Lark resigns with $152,500 settlement | RecordCourier.com

Lark resigns with $152,500 settlement

by Scott Neuffer
sneuffer@recordcourier.com

Tension building for months in the Douglas County School District reached critical mass Tuesday night with the formal resignation of Superintendent Carol Lark.

Three months after school board members voted 4-3 to extend Lark’s contract, they voted 7-0 to accept her voluntary resignation, effective Nov. 30, and to pay her a lump sum of $135,000, plus $17,500 in accrued vacation.

In exchange, Lark agreed to release all possible legal claims against the district and board of trustees.

“I think this is the best of all options and the only one in front of us that can resolve the issue today,” said board member Sharla Hales. “Each month the district falls short in student achievement, we’re wasting time. Even though this agreement is expensive, continuing as we have would be more costly to the things that matter most.”

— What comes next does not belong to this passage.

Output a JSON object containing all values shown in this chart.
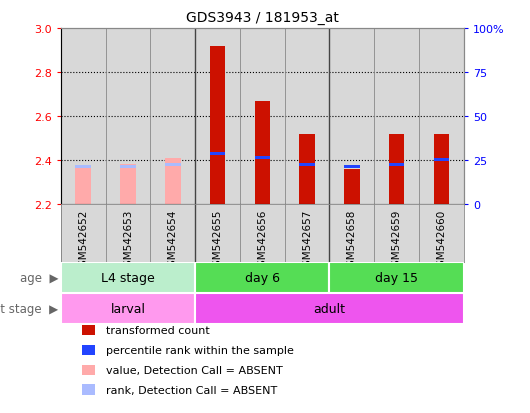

“It was a very difficult decision,” Lark told The Record-Courier after the vote. “This is a good school district.”

In her resignation letter, Lark said she wanted to spend more time with her family and grandchildren.

“I have enjoyed working for this school district and I believe that several positive things have been accomplished during my tenure,” she wrote. “I am extremely proud of my involvement in the passage of the bond as well as moving forward in the area of curriculum and instruction. I have always strived to make every decision in the best interest of children.”

Before the vote, district counsel Mike Malloy told board members that the proposed buy-out was the best solution. He said Lark had about 19 months left in her contract, which totaled a little more than $246,000 in salary and benefits.

He said the settlement amount is less than would be paid if Lark were fired. Without sufficient cause, because Lark’s performance was deemed satisfactory in August, the district would have to pay her a minimum of $165,000, taking into account an extra 90-day period in her current contract, Malloy said. Because board members also gave her a raise and extended her now $126,075-a-year contract until June 2011, another year’s salary may have been added onto the $165,000 figure.

Plus, involuntary termination could open the door for a lawsuit, Malloy said.

“This proposal is, I stress the word, a compromise,” he said. “In my experience, usually a good compromise is one where both parties leave unhappy.”

Hired in 2006, Lark came under fire during her annual evaluation in June over an ongoing conflict between her and other employees in the district. Board members continued the evaluation until August, when they voted 4-3 for her contract extension. Board members Tom Moore, Teri Jamin and Hales voted against the extension and later picked up the support of member Keith Roman to amend the vote, adding the condition that the board adopt an improvement plan geared at resolving the issues between Lark and her staff, including the use of a professional mediator.

That mediator, consultant Jim Huge of San Francisco, whom the district used when Lark was originally hired, attended Tuesday’s meeting.

“I want to thank Carol and you seven board members for the professional way you’ve dealt with this,” he said.

Board member Randy Green said he was saddened that the situation couldn’t be resolved.

“I wanted it to work out because educationally it’s the best example for students. I’m sad it didn’t work out, but it’s a waste of time to assign blame,” Green said. “This is the most expedient and economically efficient way to move on.”

With tears running down her face, Board President Cindy Trigg thanked Lark for her work.

“I do know you came forward voluntarily in the best interests of the kids,” she said.

Roman also thanked Lark for her work and said it’s time to start fresh.

“It’s time for this board to move on and re-energize ourselves on behalf of the district of Douglas County,” he said.

Board members set a meeting for 5 p.m. Wednesday at Douglas High School to determine the process of hiring an interim superintendent.

Despite rumors of potential candidates, Huge said, “Only the seven of you can hire the interim and next superintendent. I encourage you not to get caught up in the ‘who’ until we have a process.”

Huge said at this point, his independent contract with the district totals about $15,000. He said he will attend Wednesday’s meeting to assist board members in their search for the next superintendent.